Here’s an example of what I mean:
I purchased 1 TSLA @446.5 a few weeks ago
I purchased 1 TSLA @497.87 today
I sold 1 TSLA @498 later today
How Trading212 calculates my TSLA portfolio:
On first purchase, shows me “Price” as 446.5 and “Result” as difference between market value and this “Price”
On next purchase, uses average of two amounts 446.5 and 497.87 to show me “Price” as 472.18 and “Result” as the difference between market value and this averaged “Price”
On partial sale, it doesn’t recalculate “Price” or “Result”, and this is where my problem is.
Assume if TSLA falls to a value less than this incorrect averaged “Price” of 472.18, like 460, then it will render “Result” as GBP equivalent of -12.18 USD, indicating that my portfolio is going in a loss, where as actually I would be running a profit of 13.63 USD (that is 460 - (446.5 + 497.87 - 498)) minus negligible conversion charges.
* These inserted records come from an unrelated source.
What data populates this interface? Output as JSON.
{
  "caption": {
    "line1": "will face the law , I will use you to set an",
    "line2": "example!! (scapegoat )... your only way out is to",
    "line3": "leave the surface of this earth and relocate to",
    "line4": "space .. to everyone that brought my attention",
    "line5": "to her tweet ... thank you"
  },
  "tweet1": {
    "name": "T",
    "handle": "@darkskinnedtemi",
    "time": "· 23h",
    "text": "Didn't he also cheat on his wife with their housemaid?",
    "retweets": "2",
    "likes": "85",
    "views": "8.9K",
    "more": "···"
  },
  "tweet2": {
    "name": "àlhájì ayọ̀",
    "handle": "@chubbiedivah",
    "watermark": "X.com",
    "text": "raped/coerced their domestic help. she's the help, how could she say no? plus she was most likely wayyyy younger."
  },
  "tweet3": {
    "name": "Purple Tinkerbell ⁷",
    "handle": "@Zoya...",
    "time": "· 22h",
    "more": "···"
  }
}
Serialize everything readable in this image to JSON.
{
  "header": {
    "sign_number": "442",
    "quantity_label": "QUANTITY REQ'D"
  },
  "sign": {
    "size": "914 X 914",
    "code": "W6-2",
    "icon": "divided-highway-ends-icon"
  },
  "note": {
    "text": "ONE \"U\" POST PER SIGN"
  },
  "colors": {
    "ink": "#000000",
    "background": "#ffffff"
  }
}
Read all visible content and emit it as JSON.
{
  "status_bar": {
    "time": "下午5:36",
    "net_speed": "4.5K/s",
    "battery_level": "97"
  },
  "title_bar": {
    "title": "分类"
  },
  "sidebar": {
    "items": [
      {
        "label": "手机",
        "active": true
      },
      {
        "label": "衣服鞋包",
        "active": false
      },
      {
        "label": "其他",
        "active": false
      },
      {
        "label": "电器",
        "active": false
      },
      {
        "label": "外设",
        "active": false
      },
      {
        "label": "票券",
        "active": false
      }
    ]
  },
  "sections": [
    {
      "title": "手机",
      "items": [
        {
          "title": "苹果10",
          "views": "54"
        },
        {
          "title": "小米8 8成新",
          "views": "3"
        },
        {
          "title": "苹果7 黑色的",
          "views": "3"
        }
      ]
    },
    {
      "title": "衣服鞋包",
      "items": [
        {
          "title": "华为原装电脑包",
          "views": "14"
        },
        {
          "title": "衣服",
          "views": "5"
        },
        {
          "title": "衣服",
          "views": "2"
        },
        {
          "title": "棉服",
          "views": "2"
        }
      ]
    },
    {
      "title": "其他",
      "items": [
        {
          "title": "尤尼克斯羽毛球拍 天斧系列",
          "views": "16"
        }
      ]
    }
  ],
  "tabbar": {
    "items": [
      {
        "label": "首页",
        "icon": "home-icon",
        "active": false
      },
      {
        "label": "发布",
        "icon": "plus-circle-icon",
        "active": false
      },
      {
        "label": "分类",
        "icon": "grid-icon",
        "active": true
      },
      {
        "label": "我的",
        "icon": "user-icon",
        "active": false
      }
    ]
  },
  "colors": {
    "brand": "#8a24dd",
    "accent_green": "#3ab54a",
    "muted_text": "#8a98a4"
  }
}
The correct way to calculate “Price” should be as follows:
Sum all purchase amounts of a given share till date (446.5 + 497.87 = 994.37)
Subtract sum of all sales of this share till date from the above amount (994.37 - 498 = 446.37)
Divide the resulting amount by number of shares currently held (446.37 / (1 + 1 - 1) = 446.37)
Then the “Result” can simply be rendered by computing “(Market Value - GBP equivalent of Price) * number of shares held” and it will reflect accurate portfolio growth.
I do understand that your current implementation lists “Profit” on sale of each share as the difference between market price and previously calculated averaged price, but that profit entry is only visible in “History” section of Android app, and the “Portfolio” section wrongly suggests “Return” value because of the missing sale information, which cannot even be checked on Desktop at all.
The way Trading 212 does it is consistent with UK tax rules for computing capital gains, except that they do not correctly take account of matching rules for trades taking place the same day or within 30 days.
If you were UK taxpayer your gain on sale 3 would be 498 - 487.87 because you are selling a share bought the same day.
It is pretty much impossible for a broker to show results that are correct by all different tax computation conventions applied by different governments. These vary a lot from country to country and can change year to year. Also, your taxable result can also depend on the cost of shares in the same company that you may have bought on other platforms since basis cost per share will be average over all shareholdings where ever held. Trading 212 cannot know about those.
Investors with taxable gains need to keep their own records.